Na Nova Zelândia, que é um grande exportador de laticínios e produz cerca de 2,5% da oferta global de leite, a produção de manteiga ainda não retornou aos níveis pré-pandêmicos, flutuando em torno de 500.000 toneladas por ano desde 2020.

Tal como acontece em Paris, a falta de manteiga e os preços altos fizeram com que a Hong Kong’s Bakehouse mudasse de fornecedor três vezes em pouco tempo - da Austrália para a Nova Zelândia e depois para a Bélgica. E agora eles podem estar procurando por um novo fornecedor.

Consumo crescente

Os consumidores ocidentais também estão consumindo mais manteiga, que durante anos foi rejeitada por não ser saudável, à medida que procuram cortar os alimentos ultraprocessados de suas dietas.

As compras de manteiga em barra no Reino Unido cresceram, disse Susie Stannard, analista líder de laticínios do Conselho de Desenvolvimento de Agricultura e Horticultura do Reino Unido. “Os consumidores que podem pagar continuarão comprando manteiga”, disse ela, mas não estão imunes às pressões sobre os preços.
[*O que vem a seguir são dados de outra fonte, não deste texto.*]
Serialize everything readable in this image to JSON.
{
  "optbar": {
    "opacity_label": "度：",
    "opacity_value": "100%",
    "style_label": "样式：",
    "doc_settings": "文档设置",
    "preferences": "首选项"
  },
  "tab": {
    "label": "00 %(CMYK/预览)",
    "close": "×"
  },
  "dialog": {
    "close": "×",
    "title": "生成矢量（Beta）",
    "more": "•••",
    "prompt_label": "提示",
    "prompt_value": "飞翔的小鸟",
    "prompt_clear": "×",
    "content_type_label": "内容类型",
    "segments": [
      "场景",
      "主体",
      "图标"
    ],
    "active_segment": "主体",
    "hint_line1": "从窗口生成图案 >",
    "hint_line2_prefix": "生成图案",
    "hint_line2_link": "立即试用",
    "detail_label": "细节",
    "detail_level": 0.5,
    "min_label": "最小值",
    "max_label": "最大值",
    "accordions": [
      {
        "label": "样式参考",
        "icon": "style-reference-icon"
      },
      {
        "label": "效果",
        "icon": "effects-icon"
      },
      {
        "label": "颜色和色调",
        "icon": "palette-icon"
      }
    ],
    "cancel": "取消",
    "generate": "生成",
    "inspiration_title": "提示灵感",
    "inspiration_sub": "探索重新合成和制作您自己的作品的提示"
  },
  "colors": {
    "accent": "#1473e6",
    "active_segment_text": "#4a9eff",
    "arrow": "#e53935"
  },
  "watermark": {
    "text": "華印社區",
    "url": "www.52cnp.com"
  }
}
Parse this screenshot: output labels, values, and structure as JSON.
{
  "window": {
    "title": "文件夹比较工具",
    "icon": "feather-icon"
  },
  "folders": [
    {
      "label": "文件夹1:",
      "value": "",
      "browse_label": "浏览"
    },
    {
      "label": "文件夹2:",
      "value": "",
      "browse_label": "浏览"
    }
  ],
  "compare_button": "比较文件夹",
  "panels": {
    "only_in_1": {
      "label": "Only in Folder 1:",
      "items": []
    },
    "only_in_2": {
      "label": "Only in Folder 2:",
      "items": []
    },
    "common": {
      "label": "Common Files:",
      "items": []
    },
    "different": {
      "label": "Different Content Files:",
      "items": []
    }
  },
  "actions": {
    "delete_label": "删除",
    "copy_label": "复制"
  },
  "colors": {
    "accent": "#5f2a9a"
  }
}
No restaurante Morchella, recém-aberto no bairro de Clerkenwell em Londres, o pão com manteiga marrom (queimada) que fazia sucesso no restaurante irmão Perilla, em Newington Green, deu lugar ao azeite.

Antes dos aumentos de preço recentes, “a gente usava muita manteiga na panela para preparar peixe e carne”, disse Ben Marks, chefe de cozinha do Perilla. “Agora a gente precisa ser mais econômico e criativo”.

Funcionários de escritórios se refrescam em uma barraca de sorvete durante a hora do almoço em meio à onda de calor em Londres em 1º de julho

Não se espera que o alívio para os consumidores chegue tão cedo. Os preços da manteiga também são afetados pelos conflitos globais, pelas interrupções na cadeia de suprimentos e pelas guerras tarifárias que têm agitado todas as outras commodities.

Em meio a esse “mercado muito aquecido”, a Bakehouse de Hong Kong agora está priorizando a manteiga de fornecedores mais próximos para evitar a perda de fornecimento, disse Michaud.

Orsoni disse que a Mamiche absorverá o custo mais alto da manteiga para manter os alimentos básicos franceses acessíveis para seus clientes, mas Marks, da Perilla, disse que é “inevitável” que os clientes enfrentem preços mais altos.

A onda de calor que atingiu a Europa recentemente pode agravar a situação. As altas temperaturas podem diminuir a produção de leite das vacas e aumentar a demanda por outros produtos que usam o mesmo creme rico em gordura que é usado para fazer manteiga.

Os fãs de tênis que gostam de morangos com creme enquanto assistem às partidas de tênis de Wimbledon, ou os trabalhadores que se refrescam com sorvete nas praças, “vão continuar pressionando os preços da manteiga para cima”, disse Stannard.